Chromium nitride is a chromium and nitrogen chemical compound with the formula CrN. It is very hard and is extremely resistant to corrosion. It is an interstitial compound, with nitrogen atoms occupying the octahedral holes in the chromium lattice: as such, it is not strictly a chromium(III) compound nor does it contain nitride ions (N^{3−}). Chromium forms a second interstitial nitride, dichromium nitride, Cr_{2}N.

==Occurrence==
Though rare, carlsbergite - the natural form of chromium nitride - occurs in some meteorites.

==Synthesis==
Chromium(III) nitride can be prepared by the direct combination of chromium and nitrogen at 800 °C:

2 Cr + N_{2} → 2 CrN

It can also be synthesized by physical vapor deposition techniques such as cathodic arc deposition.

==Applications==
CrN is used as a coating material for corrosion resistance and in metal forming and plastic moulding applications.

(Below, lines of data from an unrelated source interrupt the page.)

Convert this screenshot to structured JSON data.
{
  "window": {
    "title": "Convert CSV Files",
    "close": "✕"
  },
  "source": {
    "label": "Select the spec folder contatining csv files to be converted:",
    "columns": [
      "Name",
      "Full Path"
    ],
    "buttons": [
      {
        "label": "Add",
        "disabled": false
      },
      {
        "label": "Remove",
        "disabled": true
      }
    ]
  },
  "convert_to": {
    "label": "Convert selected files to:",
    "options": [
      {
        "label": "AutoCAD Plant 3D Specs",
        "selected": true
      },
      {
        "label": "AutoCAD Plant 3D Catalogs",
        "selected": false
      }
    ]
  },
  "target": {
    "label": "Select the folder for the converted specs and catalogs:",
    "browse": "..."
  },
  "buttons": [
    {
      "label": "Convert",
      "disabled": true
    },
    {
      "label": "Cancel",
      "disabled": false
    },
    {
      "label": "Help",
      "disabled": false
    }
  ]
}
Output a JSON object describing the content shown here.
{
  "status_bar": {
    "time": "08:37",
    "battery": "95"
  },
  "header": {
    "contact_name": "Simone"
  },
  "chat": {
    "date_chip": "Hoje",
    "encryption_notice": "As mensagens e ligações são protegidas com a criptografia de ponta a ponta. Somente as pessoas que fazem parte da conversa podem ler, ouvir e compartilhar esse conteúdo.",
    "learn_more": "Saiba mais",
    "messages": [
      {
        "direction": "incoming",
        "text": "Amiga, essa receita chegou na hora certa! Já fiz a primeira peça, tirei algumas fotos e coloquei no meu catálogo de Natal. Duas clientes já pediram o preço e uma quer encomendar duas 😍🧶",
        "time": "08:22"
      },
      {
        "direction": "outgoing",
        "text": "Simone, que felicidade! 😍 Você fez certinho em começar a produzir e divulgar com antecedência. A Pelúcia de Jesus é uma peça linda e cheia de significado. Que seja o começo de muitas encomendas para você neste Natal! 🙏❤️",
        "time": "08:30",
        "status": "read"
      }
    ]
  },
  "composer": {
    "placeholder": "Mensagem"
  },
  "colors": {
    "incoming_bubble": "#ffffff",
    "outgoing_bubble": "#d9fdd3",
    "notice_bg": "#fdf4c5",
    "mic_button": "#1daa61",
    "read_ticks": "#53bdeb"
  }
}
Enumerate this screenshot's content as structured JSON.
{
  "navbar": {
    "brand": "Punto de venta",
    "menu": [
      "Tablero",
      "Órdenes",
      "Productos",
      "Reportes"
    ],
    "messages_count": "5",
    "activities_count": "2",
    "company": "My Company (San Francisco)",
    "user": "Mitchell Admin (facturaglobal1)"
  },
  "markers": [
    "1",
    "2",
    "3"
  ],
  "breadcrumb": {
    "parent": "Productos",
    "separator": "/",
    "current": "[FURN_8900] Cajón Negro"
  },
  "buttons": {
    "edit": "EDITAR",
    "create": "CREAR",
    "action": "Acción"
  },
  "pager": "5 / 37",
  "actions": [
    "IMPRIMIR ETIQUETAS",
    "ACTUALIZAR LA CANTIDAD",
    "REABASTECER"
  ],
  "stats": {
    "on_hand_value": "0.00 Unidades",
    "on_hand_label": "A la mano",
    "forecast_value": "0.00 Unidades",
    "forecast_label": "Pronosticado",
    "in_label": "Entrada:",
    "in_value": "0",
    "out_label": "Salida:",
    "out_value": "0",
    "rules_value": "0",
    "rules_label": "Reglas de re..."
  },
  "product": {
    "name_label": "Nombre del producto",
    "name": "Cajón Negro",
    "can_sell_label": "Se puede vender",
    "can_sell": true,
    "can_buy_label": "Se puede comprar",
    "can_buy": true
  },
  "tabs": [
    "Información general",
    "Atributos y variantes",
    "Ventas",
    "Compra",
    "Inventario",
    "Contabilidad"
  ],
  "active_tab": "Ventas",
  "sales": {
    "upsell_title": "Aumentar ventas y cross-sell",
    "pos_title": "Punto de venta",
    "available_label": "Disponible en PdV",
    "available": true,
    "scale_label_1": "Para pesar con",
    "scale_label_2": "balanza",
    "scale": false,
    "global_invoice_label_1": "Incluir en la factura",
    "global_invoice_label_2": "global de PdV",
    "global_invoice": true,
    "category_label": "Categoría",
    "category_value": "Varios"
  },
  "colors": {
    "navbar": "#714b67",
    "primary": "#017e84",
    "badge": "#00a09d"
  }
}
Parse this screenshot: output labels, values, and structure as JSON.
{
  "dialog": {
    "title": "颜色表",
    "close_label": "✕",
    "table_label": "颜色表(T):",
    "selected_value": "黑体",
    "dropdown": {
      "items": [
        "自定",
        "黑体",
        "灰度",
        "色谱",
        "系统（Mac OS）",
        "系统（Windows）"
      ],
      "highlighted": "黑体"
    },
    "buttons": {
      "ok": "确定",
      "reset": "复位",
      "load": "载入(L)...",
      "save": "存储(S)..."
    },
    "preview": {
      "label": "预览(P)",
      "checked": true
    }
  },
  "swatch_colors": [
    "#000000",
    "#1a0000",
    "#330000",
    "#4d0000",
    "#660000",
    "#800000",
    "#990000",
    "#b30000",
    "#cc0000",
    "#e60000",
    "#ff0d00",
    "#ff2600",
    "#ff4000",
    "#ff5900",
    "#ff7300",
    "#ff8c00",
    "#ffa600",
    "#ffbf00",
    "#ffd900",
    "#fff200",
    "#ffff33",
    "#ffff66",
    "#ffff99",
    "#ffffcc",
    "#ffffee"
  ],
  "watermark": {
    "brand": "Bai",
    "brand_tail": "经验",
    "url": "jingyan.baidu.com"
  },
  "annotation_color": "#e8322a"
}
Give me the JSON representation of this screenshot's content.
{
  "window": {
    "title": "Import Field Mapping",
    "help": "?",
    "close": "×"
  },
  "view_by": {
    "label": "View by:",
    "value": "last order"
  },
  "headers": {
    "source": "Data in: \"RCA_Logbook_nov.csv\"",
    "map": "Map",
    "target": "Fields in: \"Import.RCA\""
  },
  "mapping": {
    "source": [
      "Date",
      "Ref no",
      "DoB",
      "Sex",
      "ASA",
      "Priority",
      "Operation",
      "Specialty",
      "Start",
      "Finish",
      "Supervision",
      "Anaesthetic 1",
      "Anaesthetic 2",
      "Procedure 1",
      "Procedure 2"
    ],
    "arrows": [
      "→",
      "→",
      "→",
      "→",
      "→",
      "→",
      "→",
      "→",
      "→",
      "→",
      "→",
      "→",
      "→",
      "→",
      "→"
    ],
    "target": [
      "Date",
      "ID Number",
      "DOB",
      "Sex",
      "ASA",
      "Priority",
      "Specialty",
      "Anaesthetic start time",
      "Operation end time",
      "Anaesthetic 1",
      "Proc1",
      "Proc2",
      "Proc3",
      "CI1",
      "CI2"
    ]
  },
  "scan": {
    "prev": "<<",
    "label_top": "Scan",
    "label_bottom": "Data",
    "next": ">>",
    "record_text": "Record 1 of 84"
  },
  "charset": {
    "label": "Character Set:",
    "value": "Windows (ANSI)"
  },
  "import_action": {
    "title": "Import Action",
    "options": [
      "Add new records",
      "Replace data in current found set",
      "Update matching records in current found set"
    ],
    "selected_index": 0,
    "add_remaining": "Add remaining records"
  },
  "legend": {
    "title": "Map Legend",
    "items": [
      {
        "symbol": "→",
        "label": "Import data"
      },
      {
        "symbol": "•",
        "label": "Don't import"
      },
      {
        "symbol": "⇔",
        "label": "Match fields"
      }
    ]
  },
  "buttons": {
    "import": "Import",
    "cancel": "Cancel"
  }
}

CrN is often used on medical implants and tools. CrN is also a valuable component in advanced multicomponent coating systems, such as CrAlN, for hard, wear-resistant applications on cutting tools.

==Magnetism==
The fundamental materials physics of CrN, giving rise to its favorable properties, has been debated recently in high-profile scientific journals such as Nature Materials. In particular, the importance of magnetism in both the low temperature and the high temperature phases has been demonstrated by using quantum mechanical calculations of the compound's electronic structure.